Friday, December 12, 2008

A Walk in a Creek & the Woods

A couple of weeks ago I went for a walk with a friend in the Sweetwater Preserve right at the southern city limits of Gainesville. The 125-acre property was recently acquired by Alachua County Forever, our awesome county land conservation program that I volunteer with.

We were going to walk on the trails, but as we stood looking at the creek I thought back to my childhood and thought maybe we could recreate the feeling of those endless hours watching turtles, crawdads, minnows, tadpoles, and frogs and searching for shark's teeth, arrowheads, and anything else of interest.

We took off our shoes, rolled up our jeans, and climbed down the least-eroded part of the bank into the creek.

The water was low, and we sloshed downstream in shin-deep water.

I hoped we'd see a snake. This is perfect water moccasin habitat. Not that I want to encounter a moccasin -- just see one.

But the creek was a disappointment. The banks were severely eroded.

Tiny pieces of broken glass were embedded in the sand. Trash snagged in exposed tree roots. It was depressing. And the thing is, you could tell that glass and trash wasn't dumped there. It had washed there from upstream. (More on this later.)

The only life -- the only life -- we saw was an invasive nine-banded armadillo. No snakes. No minnows. No tadpoles. No turtles. No birds!!

Disheartened, we decided to try the woods. We climbed out of the water and went walking barefoot on the trails.

And guess what we saw?

Nothing. No life. Except, of course, nine-banded armadillos. The best part of the walk was the autumn color.

So, what gives?

Gainesville is covered by a network of creeks, many of which have been paved or built over. One of my best friends is the creeks coordinator for the city. She told me that the remainder are so polluted that they can't be saved. Evidently, our sewage treatment plant dumps treated wastewater into the creeks. This water is full of nutrients, which suck all the oxygen out of the water, starving plants and animals. This is totally legal.

Gainesville's stormwater, on the other hand, is not treated. Anything on the streets, sidewalks, etc., that gets washed or dumped or thrown or blown into storm drains goes straight into our creeks.

I still remember the day my creek died.
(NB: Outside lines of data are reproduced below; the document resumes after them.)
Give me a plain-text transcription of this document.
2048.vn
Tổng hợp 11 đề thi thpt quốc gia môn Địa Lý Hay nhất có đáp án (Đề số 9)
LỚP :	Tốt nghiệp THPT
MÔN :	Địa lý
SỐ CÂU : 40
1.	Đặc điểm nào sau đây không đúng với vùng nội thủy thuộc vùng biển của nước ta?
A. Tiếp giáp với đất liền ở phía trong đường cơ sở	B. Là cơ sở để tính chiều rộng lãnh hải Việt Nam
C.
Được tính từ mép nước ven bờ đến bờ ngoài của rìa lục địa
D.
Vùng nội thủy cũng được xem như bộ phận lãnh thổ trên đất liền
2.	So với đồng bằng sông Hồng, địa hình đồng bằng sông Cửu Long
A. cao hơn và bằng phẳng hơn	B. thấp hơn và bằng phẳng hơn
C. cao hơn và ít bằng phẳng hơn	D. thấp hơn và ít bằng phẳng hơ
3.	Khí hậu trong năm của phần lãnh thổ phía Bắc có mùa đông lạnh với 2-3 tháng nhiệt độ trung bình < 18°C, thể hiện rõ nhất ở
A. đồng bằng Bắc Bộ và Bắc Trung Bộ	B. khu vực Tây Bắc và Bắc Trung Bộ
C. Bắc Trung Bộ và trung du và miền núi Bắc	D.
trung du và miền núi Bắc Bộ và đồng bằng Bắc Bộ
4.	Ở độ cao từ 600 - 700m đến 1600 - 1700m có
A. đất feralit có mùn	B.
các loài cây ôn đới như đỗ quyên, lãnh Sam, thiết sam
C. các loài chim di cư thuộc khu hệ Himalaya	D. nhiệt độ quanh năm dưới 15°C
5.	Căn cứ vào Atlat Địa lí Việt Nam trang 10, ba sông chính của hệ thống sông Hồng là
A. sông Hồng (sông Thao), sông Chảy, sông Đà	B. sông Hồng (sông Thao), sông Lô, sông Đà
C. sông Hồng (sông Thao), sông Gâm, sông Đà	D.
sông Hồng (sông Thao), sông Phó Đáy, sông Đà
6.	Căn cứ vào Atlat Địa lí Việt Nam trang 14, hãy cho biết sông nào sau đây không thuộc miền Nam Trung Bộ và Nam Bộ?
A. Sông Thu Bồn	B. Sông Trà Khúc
I was about ten. I grew up playing in Hogtown Creek in a less-developed part of my neighborhood. One day, we noticed houses were being built along the creek. The development was to be called "Mill Pond." There was no pond, as far as I know. What there was was a clear, healthy, life-filled creek. And they built right up to the edge of that creek.

One weekend a friend and I rode bikes down there to spend a few hours catching minnows and tadpoles, and the creek stank. The water was filled with green slime, and the sand along the edges was orange. There were no animals, no fish, no invertebrates. I tried going back a few times, but nothing ever changed. I figure that development company threw some new lawns out, applied a bunch of fertilizer, and whatever was extra just washed into the creek, killing everything that was there.

When I wrote the city about how sad my recent visit to Sweetwater Creek made me, I was advised to wash my hands after playing in my hometown's creeks. Apparently, I could catch any number of feces-related diseases.

Sometimes, a walk in the woods isn't all it's cracked up to be.


Kim said...

Interestingly, I saw my first-ever soft shell turtle in that same creek when I was out on a bike ride with a friend. But other than the turtle, there were no signs of life.

Mindy Wisdahl said...

I spent almost every day after school playing in the creeks and woods off of NW 8th Avenue when I was a kid. It was great but even then the water was really dirty. I remember being told not to swim in it because my friend got a skin infection (yuk). But back then there were still lots of animals and crawdaddies to be found.